We will implement the flipped classroom concept. That means that the lecture has been broken up into subsections of 20 - 30 minutes length each, and these subsections will be provided as videos here. We will also add supplemental material, quizzes, and so forth. The scheduled lecture slots will be used as interactive question-and-answer sessions via Zoom to address the lecture parts that were made available during the week before.

Schedule

The lecture starts on Wednesday, April 8, at 2:30 p.m. via Zoom videoconferencing. The link will be published in the Moodle course room. Please register via RWTHonline for the lecture to get access to the course room (see below).

Participation in any Zoom meeting is optional. We intend to operate with this concept until further notice.

Q&A Sessions

  • Wed, 2:30 p.m. - 4:00 p.m.
  • Thu, 10:30 a.m. - 12:00 p.m.

Registration

Registration for the lecture is organized via RWTHonline.

Materials

Materials are published in the Moodle course room. You get access by registering via RWTHonline.

Description

The traditional simulation is increasingly enhanced by modeling based on (large) data sets. Methods and tools of parallel programming foster the setup, evaluation and adoption of compute-intensive and complex models. In parallel processing of large amounts of data, novel programming models offer additional functionality and performance improvements by adopting data-centric approaches instead of focusing on computations. In this lecture, corresponding programming models, selected algorithms and tools are presented which are used in high-performance computing and data sciences.
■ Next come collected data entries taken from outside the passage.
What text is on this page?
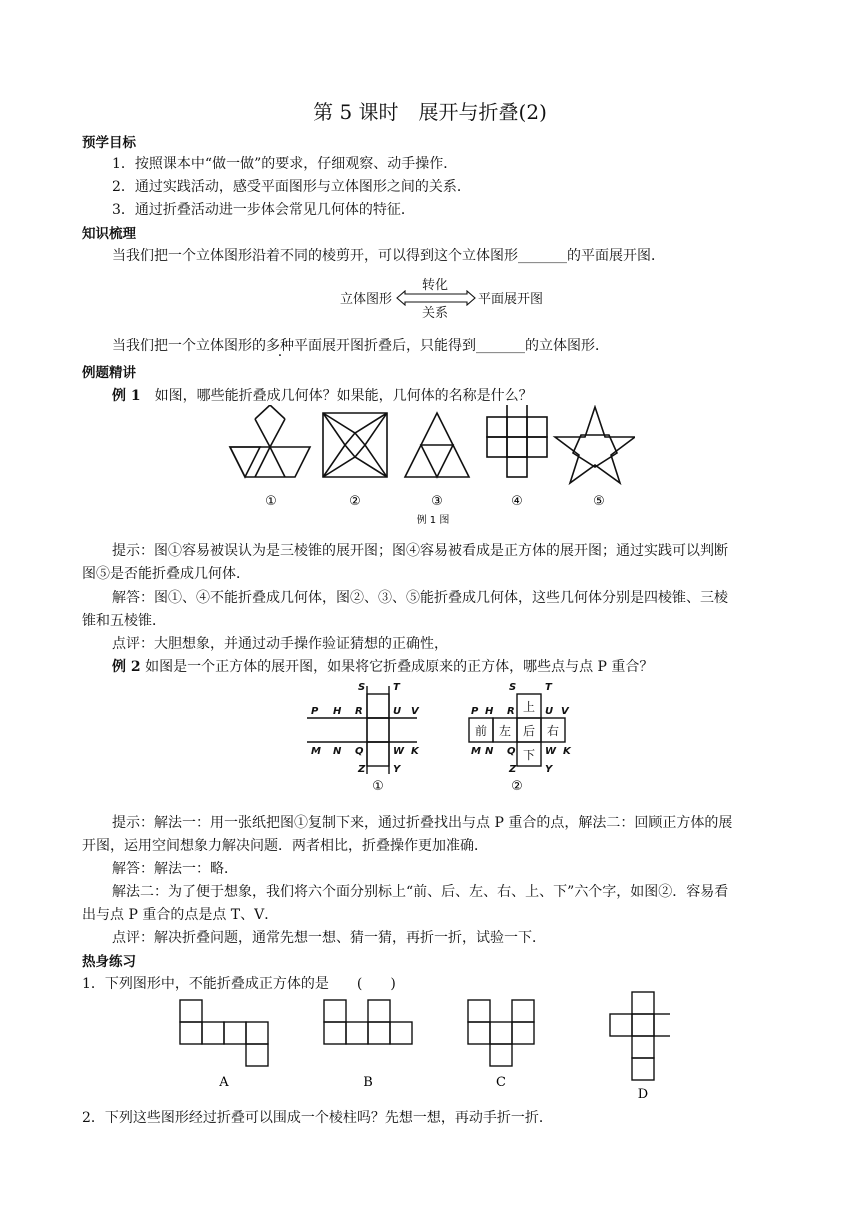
第 5 课时　展开与折叠(2)
预学目标
1．按照课本中“做一做”的要求，仔细观察、动手操作．
2．通过实践活动，感受平面图形与立体图形之间的关系．
3．通过折叠活动进一步体会常见几何体的特征．
知识梳理
当我们把一个立体图形沿着不同的棱剪开，可以得到这个立体图形_______的平面展开图．
立体图形
转化
关系
平面展开图
当我们把一个立体图形的多种平面展开图折叠后，只能得到_______的立体图形．
例题精讲
例 1　如图，哪些能折叠成几何体？如果能，几何体的名称是什么？
①	②	③	④	⑤
例 1 图
提示：图①容易被误认为是三棱锥的展开图；图④容易被看成是正方体的展开图；通过实践可以判断
图⑤是否能折叠成几何体．
解答：图①、④不能折叠成几何体，图②、③、⑤能折叠成几何体，这些几何体分别是四棱锥、三棱
锥和五棱锥．
点评：大胆想象，并通过动手操作验证猜想的正确性，
例 2 如图是一个正方体的展开图，如果将它折叠成原来的正方体，哪些点与点 P 重合？
S	T
P H R	U V
M N Q	W K
Z	Y
S	T
P H R	U V
M N Q	W K
Z	Y
上
前 左 后 右
下
①	②
提示：解法一：用一张纸把图①复制下来，通过折叠找出与点 P 重合的点，解法二：回顾正方体的展
开图，运用空间想象力解决问题．两者相比，折叠操作更加准确．
解答：解法一：略．
解法二：为了便于想象，我们将六个面分别标上“前、后、左、右、上、下”六个字，如图②．容易看
出与点 P 重合的点是点 T、V．
点评：解决折叠问题，通常先想一想、猜一猜，再折一折，试验一下．
热身练习
1．下列图形中，不能折叠成正方体的是　　(　　)
A	B	C
D
2．下列这些图形经过折叠可以围成一个棱柱吗？先想一想，再动手折一折．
The objectives of the lecture are the classification of parallel systems in high-performance computing, as well as the processing of large data sets (big data) and the understanding of optimization and parallelization concepts to exploit these systems. This includes the knowledge and comprehension of the implementation of various programming models, of selected parallel algorithms and respective complexity characteristics and scalability limits.

Content

  • Architecture of parallel computers (clusters) for the application in high-performance computing and in the processing of large amounts of data (big data)
  • Parallel programming models: instruction level, accelerators, shared memory, distributed memory, MapReduce concept
  • Parallel processing of I/O
  • Synchronization concepts used by parallel programming models
  • Realization of commonly used (abstract) data types in parallel programming models
  • Selected parallel algorithms from different application areas
  • Modeling of parallelism (speedup, efficiency, scalability limits) and performance
  • Further selected topics